Through space, time, and the Northeast Corridor

This is a landscape heavy with memories, not because I inhabited it but because of what I believed when I traversed it. My life was full of significance when it had not yet been filled with much else.

I think I just recognized a discarded washing machine from 1980. I spent enough time staring out of train windows that year.

Movement generates is own optimism most of the time. Just to be en route seems like progress.

Unspecified cool things lay ahead. Every experience was literary, artistic, cinematic. The stack of blank sheets in front of me did not intimidate me, regardless of what passing anxiety or depression might temporarily freeze me to the bone. I would fill them with wisdom and whimsy that would painlessly tease the straying world onto a gentle path of shared pleasure.

No ambition? Does that sound like no ambition? It may not promise steady upward progress through a prosperous bourgeois existence, as ambition is typically defined to do. But it is a massive undertaking to be pursued with deceptive casualness. There is no blunt and bludgeoning approach. One must relentlessly entice and not annoy. It may be impossible. And it's the only thing that will work.

Growing up, perhaps I received so little great guidance because I had no idea what questions to ask. I was advised to be on the side of good in a generic way, and to do my best to stay off the dole. Good enough as far as it went, but one can do shocking amounts of unintended damage in pursuit of what seem like bland and harmless personal success. Don't bring that up if you want to entice people into a different course for society. They feel threatened. Then you've lost your appeal.

I scribbled on those blank sheets with the enthusiasm and education of a sixth grader. I looked toward the far horizon while tripping over curbs and stepping in dog piles I overlooked in the immediate foreground. I waded eagerly into swamps and briar patches without regard for whether I could bill for the hours.

What a chump. Never underestimate the self-destructive power of the best intentions. Forget Hell. Hell is a selfish concept. Trying to do the right thing can sometimes be no better than a 50-50 shot, even if you yourself come out of it unharmed or enhanced. The footprints you leave could be enough to cut the slope and trigger an avalanche that takes out those behind you.

Bleached grasses and bare trees fill the scene behind many hours of thought. I've ended up living where they are the dominant reality for a solid half of the year. I can own a much larger patch of that than I could hope to claim in places that look more alive, more of the time. Those places fill and fill, making the people who live there pay steadily higher prices for smaller pieces. The overflow bulges steadily farther into country more difficult both climatologically and mentally.

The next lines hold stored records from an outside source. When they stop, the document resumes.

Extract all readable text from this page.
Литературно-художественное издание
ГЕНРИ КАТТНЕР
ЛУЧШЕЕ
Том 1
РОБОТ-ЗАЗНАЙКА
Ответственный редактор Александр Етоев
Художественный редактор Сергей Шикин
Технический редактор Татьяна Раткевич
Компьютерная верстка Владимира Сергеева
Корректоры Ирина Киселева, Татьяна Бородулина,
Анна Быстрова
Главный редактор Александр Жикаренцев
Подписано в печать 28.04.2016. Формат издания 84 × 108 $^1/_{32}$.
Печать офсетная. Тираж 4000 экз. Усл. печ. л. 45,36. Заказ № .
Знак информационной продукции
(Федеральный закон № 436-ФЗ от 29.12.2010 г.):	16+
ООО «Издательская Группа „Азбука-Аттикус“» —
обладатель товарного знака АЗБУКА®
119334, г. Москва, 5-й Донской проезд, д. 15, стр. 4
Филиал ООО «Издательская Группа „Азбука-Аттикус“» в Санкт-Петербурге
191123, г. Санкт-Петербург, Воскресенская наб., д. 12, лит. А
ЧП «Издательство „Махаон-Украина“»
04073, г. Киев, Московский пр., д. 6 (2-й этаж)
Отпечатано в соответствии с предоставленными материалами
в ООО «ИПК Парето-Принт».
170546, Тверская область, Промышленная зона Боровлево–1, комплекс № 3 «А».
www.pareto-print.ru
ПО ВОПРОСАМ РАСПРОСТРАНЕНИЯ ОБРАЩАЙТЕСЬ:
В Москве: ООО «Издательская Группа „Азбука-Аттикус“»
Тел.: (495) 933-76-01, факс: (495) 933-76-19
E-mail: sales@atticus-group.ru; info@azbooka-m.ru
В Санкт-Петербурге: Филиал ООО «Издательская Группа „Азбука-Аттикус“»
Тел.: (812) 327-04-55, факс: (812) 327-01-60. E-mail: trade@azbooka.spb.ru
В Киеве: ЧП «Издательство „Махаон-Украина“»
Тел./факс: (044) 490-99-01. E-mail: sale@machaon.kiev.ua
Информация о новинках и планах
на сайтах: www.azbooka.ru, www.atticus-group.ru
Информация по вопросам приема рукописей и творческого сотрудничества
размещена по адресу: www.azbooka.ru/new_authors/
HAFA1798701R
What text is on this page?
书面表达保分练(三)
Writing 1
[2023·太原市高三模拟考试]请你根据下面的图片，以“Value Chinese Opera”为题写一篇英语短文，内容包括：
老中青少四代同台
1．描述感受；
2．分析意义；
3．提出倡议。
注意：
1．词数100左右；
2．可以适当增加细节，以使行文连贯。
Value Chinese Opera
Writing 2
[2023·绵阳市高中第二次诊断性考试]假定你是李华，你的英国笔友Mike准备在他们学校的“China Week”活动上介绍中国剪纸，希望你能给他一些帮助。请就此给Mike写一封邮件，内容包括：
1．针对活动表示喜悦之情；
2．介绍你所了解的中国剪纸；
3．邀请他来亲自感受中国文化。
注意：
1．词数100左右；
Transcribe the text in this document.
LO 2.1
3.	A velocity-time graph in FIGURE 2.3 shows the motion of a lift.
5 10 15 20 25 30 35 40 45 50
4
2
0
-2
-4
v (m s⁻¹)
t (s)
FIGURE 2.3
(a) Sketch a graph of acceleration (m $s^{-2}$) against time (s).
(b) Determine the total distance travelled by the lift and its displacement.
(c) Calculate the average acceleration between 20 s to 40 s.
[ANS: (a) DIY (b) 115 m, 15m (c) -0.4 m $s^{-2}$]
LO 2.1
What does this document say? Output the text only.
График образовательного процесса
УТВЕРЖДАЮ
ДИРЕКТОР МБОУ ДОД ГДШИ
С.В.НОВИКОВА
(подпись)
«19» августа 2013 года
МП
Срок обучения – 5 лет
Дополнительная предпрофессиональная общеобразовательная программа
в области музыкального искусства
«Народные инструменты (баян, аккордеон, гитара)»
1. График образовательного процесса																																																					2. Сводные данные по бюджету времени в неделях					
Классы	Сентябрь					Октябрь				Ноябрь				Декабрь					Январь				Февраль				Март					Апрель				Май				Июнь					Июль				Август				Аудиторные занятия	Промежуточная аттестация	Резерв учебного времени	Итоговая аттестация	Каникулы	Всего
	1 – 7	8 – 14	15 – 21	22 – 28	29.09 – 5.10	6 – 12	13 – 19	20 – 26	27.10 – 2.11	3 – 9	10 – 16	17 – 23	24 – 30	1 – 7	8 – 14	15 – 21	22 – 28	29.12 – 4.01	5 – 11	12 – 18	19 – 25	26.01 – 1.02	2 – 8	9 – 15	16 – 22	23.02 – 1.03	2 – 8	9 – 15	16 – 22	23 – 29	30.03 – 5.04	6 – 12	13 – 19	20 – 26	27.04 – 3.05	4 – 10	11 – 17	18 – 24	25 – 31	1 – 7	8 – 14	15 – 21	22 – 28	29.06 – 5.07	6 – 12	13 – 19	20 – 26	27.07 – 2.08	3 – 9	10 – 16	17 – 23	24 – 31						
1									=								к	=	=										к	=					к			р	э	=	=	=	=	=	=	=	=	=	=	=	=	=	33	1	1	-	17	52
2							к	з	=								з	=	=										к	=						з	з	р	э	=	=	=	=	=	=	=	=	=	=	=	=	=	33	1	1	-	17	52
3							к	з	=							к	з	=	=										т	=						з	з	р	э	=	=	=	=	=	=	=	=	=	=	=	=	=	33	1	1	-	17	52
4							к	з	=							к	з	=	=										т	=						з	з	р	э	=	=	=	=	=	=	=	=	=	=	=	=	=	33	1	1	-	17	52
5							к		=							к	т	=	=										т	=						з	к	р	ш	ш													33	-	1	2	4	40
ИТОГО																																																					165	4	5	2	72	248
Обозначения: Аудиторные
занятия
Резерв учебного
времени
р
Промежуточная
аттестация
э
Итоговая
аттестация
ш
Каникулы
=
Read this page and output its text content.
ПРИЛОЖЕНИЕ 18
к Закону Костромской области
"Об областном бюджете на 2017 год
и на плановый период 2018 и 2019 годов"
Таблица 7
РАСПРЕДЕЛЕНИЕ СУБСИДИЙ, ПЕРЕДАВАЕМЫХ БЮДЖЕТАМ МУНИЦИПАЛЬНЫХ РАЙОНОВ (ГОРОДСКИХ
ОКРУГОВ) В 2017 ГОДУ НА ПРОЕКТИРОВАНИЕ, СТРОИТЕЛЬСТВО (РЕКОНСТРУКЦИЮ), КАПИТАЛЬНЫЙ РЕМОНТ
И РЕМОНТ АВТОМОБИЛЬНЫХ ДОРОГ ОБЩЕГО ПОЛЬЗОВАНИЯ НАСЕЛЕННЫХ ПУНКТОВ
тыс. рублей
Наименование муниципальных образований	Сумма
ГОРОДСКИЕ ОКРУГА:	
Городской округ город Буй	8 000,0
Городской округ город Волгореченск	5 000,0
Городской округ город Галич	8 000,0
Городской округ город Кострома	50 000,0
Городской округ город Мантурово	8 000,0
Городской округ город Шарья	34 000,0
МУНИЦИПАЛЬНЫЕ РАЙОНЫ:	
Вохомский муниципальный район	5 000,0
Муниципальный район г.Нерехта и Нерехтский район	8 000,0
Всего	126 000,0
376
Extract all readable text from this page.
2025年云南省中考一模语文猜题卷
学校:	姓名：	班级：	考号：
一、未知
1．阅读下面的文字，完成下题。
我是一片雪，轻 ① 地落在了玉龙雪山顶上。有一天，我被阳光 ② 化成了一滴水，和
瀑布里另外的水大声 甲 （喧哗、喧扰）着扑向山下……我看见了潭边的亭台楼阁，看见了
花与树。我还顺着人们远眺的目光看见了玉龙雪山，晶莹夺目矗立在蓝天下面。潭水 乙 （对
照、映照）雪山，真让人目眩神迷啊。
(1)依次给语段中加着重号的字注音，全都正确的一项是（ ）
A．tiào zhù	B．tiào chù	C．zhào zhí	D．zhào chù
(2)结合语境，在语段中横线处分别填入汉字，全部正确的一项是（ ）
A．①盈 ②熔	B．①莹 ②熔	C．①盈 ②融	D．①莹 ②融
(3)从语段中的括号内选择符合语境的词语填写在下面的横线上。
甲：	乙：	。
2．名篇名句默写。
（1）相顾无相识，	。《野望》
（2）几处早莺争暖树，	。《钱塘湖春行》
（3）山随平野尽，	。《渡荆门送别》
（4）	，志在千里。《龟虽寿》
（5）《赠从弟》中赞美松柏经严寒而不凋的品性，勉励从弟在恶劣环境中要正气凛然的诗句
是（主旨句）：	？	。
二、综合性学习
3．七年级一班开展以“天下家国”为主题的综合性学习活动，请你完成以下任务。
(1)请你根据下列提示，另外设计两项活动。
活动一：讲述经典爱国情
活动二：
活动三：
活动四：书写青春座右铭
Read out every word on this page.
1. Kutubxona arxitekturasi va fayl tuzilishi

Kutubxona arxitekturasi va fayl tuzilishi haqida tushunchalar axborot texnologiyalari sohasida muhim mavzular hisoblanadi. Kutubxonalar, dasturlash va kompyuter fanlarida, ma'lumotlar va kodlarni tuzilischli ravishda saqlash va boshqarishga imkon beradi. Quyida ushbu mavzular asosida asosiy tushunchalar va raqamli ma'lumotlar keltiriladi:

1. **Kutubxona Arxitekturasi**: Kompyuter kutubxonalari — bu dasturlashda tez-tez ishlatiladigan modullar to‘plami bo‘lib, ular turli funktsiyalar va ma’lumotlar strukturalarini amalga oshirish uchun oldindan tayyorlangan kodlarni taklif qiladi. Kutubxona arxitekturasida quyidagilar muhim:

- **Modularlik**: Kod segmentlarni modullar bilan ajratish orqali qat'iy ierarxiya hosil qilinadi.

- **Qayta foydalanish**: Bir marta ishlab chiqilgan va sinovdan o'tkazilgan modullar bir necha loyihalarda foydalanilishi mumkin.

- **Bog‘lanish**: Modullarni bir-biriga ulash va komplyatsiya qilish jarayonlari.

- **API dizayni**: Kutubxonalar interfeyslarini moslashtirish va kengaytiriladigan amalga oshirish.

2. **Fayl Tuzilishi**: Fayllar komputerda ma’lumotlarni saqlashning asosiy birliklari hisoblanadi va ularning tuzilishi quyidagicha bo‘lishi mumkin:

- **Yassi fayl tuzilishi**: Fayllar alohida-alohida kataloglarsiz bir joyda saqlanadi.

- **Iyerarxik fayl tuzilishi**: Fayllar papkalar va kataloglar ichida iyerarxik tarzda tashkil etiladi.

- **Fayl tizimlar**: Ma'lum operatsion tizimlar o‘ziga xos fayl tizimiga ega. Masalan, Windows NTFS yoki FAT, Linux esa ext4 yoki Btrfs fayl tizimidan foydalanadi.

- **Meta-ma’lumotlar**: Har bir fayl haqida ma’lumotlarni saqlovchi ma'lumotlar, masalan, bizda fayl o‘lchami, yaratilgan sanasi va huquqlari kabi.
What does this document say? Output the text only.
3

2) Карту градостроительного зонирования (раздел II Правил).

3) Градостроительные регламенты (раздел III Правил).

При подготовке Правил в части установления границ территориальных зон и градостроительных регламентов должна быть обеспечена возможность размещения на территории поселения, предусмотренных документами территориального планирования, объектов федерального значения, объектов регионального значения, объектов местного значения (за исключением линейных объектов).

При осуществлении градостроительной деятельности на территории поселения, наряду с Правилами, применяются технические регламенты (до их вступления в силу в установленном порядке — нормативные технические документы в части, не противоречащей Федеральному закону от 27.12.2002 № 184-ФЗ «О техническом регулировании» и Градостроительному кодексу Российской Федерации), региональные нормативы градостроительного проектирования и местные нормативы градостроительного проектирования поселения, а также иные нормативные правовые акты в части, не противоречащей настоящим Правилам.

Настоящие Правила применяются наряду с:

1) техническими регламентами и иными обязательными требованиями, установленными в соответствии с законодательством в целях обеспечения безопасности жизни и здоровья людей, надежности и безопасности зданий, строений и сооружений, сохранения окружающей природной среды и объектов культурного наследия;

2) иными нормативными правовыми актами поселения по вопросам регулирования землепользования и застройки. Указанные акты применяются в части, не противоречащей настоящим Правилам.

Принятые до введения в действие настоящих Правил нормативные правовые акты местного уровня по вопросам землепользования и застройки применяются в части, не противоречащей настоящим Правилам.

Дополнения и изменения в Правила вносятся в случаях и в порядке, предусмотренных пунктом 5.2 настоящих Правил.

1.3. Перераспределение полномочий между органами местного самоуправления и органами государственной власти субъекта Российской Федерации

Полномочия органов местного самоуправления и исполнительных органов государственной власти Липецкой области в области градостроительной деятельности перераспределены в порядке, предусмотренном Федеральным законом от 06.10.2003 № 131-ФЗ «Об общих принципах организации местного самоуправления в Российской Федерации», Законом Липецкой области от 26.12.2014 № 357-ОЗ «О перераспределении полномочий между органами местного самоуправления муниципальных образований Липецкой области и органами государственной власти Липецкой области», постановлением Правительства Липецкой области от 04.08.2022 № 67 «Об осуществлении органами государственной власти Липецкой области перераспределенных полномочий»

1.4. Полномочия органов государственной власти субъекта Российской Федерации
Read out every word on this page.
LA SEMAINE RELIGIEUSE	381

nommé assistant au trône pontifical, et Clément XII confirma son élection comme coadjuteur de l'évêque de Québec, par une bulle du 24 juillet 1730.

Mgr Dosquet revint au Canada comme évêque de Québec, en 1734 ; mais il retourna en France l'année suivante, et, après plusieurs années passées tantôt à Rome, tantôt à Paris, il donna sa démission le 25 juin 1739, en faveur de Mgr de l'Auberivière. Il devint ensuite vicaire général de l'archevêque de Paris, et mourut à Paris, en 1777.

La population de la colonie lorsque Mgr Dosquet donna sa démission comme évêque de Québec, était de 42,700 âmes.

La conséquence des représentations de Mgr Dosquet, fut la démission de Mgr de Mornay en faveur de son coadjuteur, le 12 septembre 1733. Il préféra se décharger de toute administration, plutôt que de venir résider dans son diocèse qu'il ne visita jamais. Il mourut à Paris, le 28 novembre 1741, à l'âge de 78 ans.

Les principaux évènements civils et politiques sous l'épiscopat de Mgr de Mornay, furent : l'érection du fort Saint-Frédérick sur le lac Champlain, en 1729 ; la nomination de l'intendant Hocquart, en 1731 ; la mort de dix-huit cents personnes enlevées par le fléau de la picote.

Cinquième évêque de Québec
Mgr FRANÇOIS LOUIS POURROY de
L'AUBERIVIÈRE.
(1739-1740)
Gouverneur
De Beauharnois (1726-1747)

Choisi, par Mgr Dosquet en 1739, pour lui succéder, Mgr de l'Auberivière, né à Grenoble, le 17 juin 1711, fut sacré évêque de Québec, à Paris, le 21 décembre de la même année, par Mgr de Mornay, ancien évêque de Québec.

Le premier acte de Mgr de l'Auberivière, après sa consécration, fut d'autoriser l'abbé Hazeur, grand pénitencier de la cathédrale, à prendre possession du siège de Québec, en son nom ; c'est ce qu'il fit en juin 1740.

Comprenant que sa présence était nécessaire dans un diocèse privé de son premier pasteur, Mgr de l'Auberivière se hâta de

I went willingly into the harsh landscape. I met it with my own impermeabability. It was my element for years. But events will teach you what you didn't know you didn't know. Along with knowledge aggregating in ways you hope and expect, stuff pries your mind open or forcibly aims your head in another direction.  You can either build stronger walls to keep your mind at its familiar width or you can work to incorporate more variations into your world view. I've seen it go both ways. And when formerly perfectly enjoyable companions decide to remain the same intellectual width they were, the space grows too small to hold you both for long.

Pride in harshness takes up less brain space than empathy. It's also less work. People can be such a burden, even the ones you supposedly care about. Much easier to have a set of standards that allows you to take people or leave them based on compliance. Is it conditional love or stern but admirable principle? Conditional love is what makes winners, according to a winner I used to visit by rail. I was softened and weakened by the indulgences of my parents. They did not use their affection strategically to force me toward achievement. That's how I remember her analysis at the time.

Time brings experience. Experience may bring wisdom. Or you just might get older without compensatory improvements.

Get off the train, emerge from the station and life is no longer linear. Progress is no longer automatic. You have to get yourself around. You could be going nowhere or anywhere. Anywhere is everywhere, so there really is no nowhere.